Branch preference priority is:

  1. Repository-specific branch override
  2. Global branch override
  3. Repository default branch

These preferences are per Slack user. They affect new Slack sessions; follow-ups in an existing Slack thread continue the existing session.


Optional Agent Notifications

Slack-started sessions always get their normal thread replies and completion messages. Agent notifications are separate: they let an agent post an extra message to a Slack channel when you explicitly ask for it:

When you finish, post a short summary to #eng-updates.

To use this workflow:

  1. Open the web app and go to Settings > Integrations > Slack.
  2. Turn on Enable agent notifications.
  3. Invite the Open-Inspect Slack bot to any channel where agents should be allowed to post.
  4. Optional: add repository overrides to inherit, force on, or force off agent notifications for specific repositories.

Channel membership controls where these extra posts can go. Invite the bot to a channel to make it available; remove it from a channel to remove access. Slack may still reject missing, archived, inaccessible, or rate-limited targets.

Changes apply to new sessions. If you turn notifications on and an existing session cannot post to Slack, start a new session. Turning notifications off blocks future notification attempts.

Mentions

The Slack settings page includes a workspace-wide mentions policy for direct user mentions like <@U123>.

Policy Result
Allow Direct user mentions are posted to Slack
Escape Direct user mentions are rewritten as literal text like @U123
Strip Direct user mentions are removed

Broadcast mention tokens such as <!channel>, <!here>, <!everyone>, and <!subteam^...> are always stripped from agent notification messages.


Admin and Safety Notes

These notes are most useful for workspace admins deciding where the Slack bot should be available.

  • Slack bot tokens stay server-side.
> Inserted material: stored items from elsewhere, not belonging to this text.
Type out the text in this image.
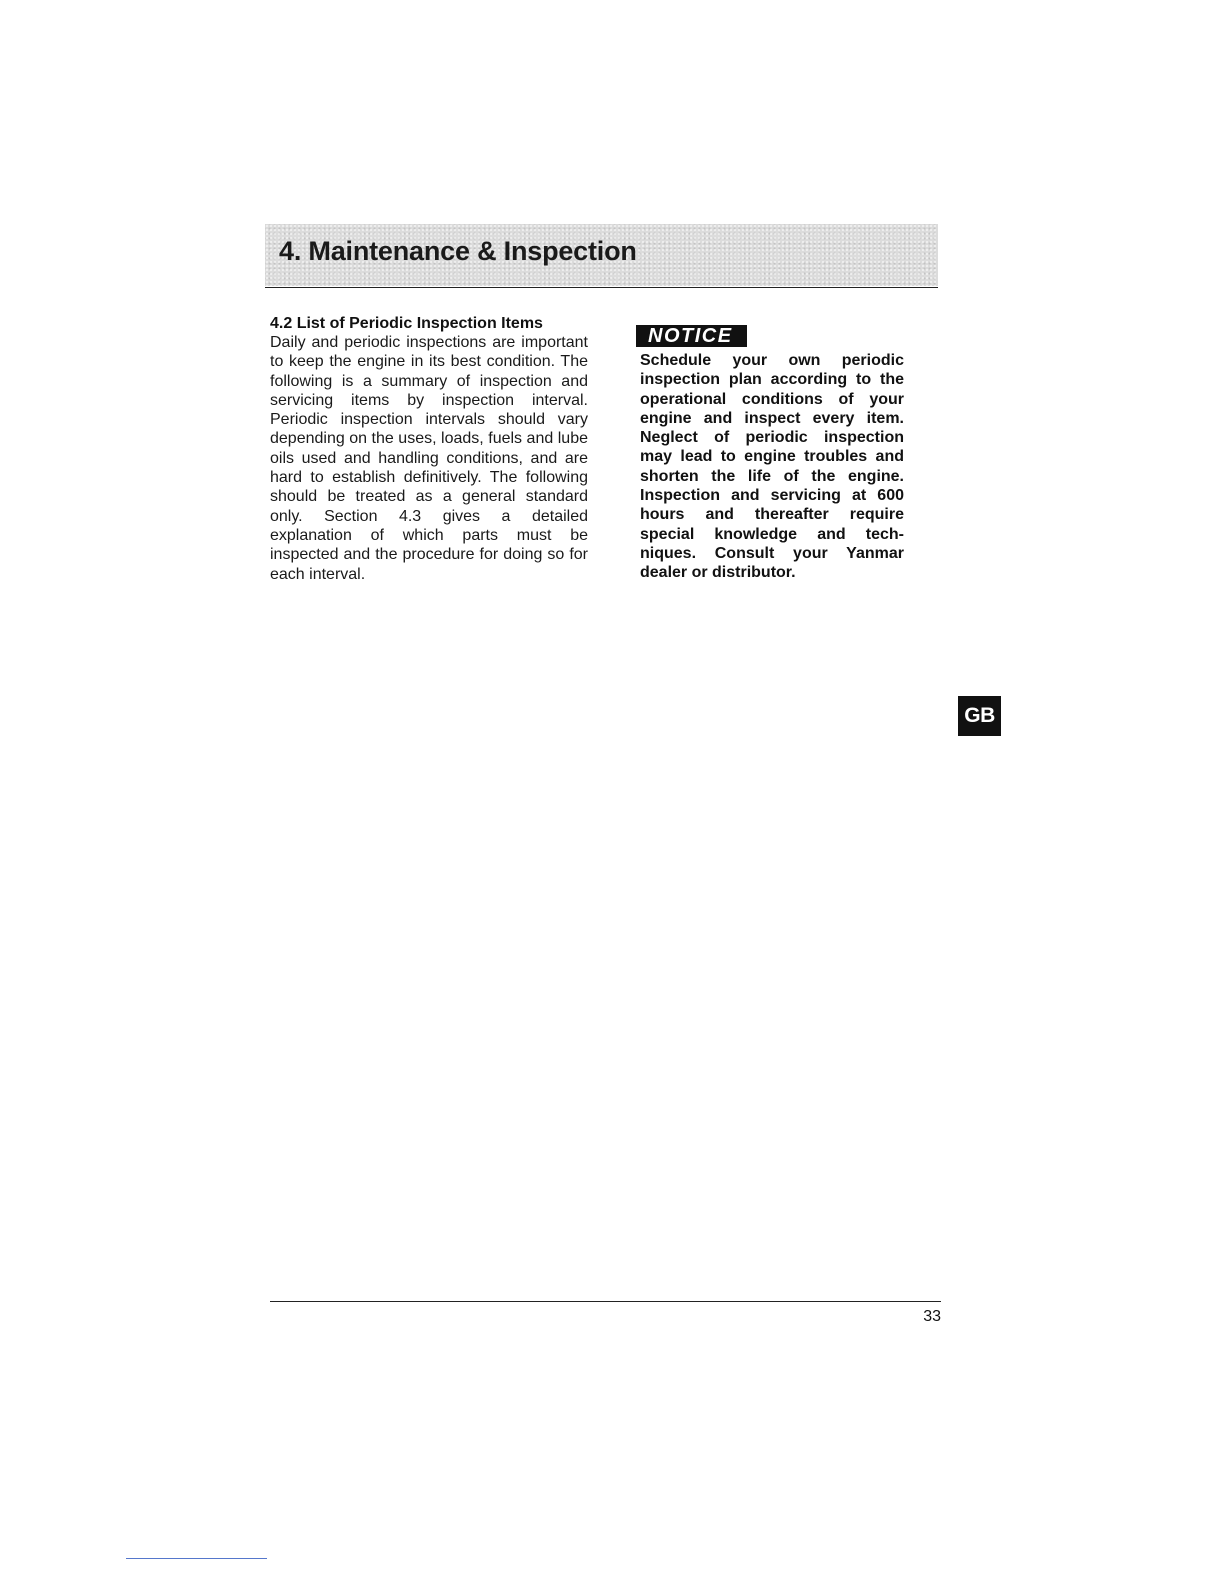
4. Maintenance & Inspection
4.2 List of Periodic Inspection Items

Daily and periodic inspections are important to keep the engine in its best condition. The following is a summary of inspection and servicing items by inspection interval. Periodic inspection intervals should vary depending on the uses, loads, fuels and lube oils used and handling conditions, and are hard to establish definitively. The following should be treated as a general standard only. Section 4.3 gives a detailed explanation of which parts must be inspected and the procedure for doing so for each interval.

NOTICE

Schedule your own periodic inspection plan according to the operational conditions of your engine and inspect every item. Neglect of periodic inspection may lead to engine troubles and shorten the life of the engine. Inspection and servicing at 600 hours and thereafter require special knowledge and tech-niques. Consult your Yanmar dealer or distributor.

GB
33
They are not sent to sandboxes.
  • Slack requests are verified before Open-Inspect acts on them.
  • Slack-created sessions use deployment-level repository access. The repositories shown in Slack are the repositories accessible to the configured GitHub App or SCM installation, not a per-Slack-user GitHub permission list.
  • Slack identity linking is best-effort and is not used to approve repository access. To restrict what Slack sessions can touch, limit the GitHub App installation to selected repositories and invite the Slack bot only into trusted channels.
  • Bot messages are ignored so the Slack bot does not respond to itself.
  • Agent notifications use Slack channel membership as the access boundary.
  • Accepted notification text is sanitized and shortened to fit Slack block limits; extremely large raw inputs are rejected.

Troubleshooting

The bot does not respond in a channel

Check that the bot has been invited to the channel and that your message mentions the bot. The bot does not act on ordinary channel messages.

If setup was just changed, confirm the Slack app event subscriptions and interactivity URLs in Complete Slack Setup.

DMs do not start sessions

The Slack app needs the direct message event subscription configured. Once that is set up, send the bot a plain DM with your request. No @mention is required.

Open-Inspect asks which repository to use

Choose a repository from the dropdown, or resend the request with the repository name included. The dropdown expires after one hour.

A follow-up started a new session

Reply inside the same Slack thread as the original request. Thread-to-session mappings last about 24 hours, so older threads may need a fresh request.

The wrong model or branch was used

Open the Slack app's Home tab and check your model, reasoning effort, and branch preferences. Repository-specific branch overrides take priority over the global branch override. Preference changes apply to new Slack sessions.

The agent could not post a Slack notification

Check Settings > Integrations > Slack and confirm agent notifications are enabled for the repository. Also confirm the bot is in the target channel. If Slack rate-limits the post, the web session may show retry timing when Slack provides it.

The Slack completion looks short

Slack completion replies are shortened to fit Slack message limits. Open the full web session for the complete transcript, tool output, screenshots, and artifacts.